First, I put the “Mommy’s Napping” sign up. Then I told my husband that our two kids, seven and nine at the time, were his for 30 minutes every day, making it clear in my facial features that if they disturbed me I was going to be the Charlotte Perkins Gilman kind of crazy.

I made it 40 days. Forty continuous days of blissful rest with yoga nidra meditation. And here’s what rest taught me:

You must grant yourself permission to rest. Nobody is going to take care of you like you can. I had a gazillion excuses not to rest. Really good ones. It doesn’t matter—rest must be a priority because if you don’t thrive, the people around you won’t either.

Don’t turn to an expert. Turn to yourself. You are the expert. For so long, I was frustrated from not having answers from other people to my problems. Why is my son not reading? Why do I still have post-traumatic stress from a robbery over a year ago? Why do I have acne in my 40s? I thought I didn’t know. I thought that “science” was higher than the value of my experiences and gut feelings. I was wrong. When you get deep rest, you rise up with the energy to dig deeper and believe in yourself. You get the all-important memo that you are the quarterback of your life—not a doctor or your family and friends.
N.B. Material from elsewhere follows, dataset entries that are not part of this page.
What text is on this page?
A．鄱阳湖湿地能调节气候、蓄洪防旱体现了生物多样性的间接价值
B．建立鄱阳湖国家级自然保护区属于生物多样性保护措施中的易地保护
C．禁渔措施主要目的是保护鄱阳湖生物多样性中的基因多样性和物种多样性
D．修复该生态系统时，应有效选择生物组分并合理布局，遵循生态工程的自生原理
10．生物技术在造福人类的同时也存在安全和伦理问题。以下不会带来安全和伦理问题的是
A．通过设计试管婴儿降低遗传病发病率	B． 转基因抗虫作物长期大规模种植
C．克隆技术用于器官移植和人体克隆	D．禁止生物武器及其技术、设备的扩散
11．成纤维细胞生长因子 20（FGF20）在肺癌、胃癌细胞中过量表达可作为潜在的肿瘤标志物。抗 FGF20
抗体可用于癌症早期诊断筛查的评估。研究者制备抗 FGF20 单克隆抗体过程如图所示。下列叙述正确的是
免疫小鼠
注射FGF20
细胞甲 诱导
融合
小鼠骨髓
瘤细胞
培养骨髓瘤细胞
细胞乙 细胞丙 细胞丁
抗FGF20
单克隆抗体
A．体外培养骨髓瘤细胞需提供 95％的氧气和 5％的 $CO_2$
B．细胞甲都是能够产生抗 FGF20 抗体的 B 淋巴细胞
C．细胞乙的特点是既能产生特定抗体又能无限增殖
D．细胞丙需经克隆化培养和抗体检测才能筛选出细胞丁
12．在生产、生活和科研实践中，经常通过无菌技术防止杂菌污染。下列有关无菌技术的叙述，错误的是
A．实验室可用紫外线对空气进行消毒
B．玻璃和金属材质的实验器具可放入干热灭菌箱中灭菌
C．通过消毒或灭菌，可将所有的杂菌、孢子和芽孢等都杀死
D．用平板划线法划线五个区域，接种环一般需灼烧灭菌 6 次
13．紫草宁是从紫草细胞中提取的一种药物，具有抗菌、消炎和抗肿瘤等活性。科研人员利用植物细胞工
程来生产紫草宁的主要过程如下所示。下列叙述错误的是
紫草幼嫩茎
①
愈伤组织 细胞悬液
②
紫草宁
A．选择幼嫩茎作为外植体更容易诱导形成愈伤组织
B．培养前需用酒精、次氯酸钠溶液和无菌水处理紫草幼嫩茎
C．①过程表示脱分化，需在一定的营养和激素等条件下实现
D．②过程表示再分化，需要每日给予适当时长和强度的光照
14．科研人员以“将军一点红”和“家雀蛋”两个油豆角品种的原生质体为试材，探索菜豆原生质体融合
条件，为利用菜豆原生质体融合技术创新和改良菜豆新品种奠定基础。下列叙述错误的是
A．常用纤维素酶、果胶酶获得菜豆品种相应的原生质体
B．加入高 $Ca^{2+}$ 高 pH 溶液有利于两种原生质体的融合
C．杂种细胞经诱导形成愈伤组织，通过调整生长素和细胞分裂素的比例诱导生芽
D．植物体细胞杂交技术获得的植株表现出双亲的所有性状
Women are not crazy; they are intuitive. This is a biggie for women. We’re still seeing signs of the female life cycle being branded as weak, crazy, and sensitive. Menstruation is still viewed as a curse and menopause as the end of a woman’s juicy life. Deep rest reminded me that none of this is true. I am always juicy; I am a strong woman; my biology does not define me. I learned to be proud of being crazy. The good and fully conscious kind of crazy. This is what women need today—heavy doses of it to save their souls, reorganize the workplace, and awaken the world.

(1) Ehrenreich, Barbara and Deidre English, For Her Own Good: Two Centuries of Experts Advice to Women (Anchor Books: New York, second edition 2005).

(2) Charlotte Perkins Gilman (edited with an introduction and notes by Denise D. Knight), The Yellow Wall-paper, Herland, and Selected Writings (Penguin Books: New York, 1999).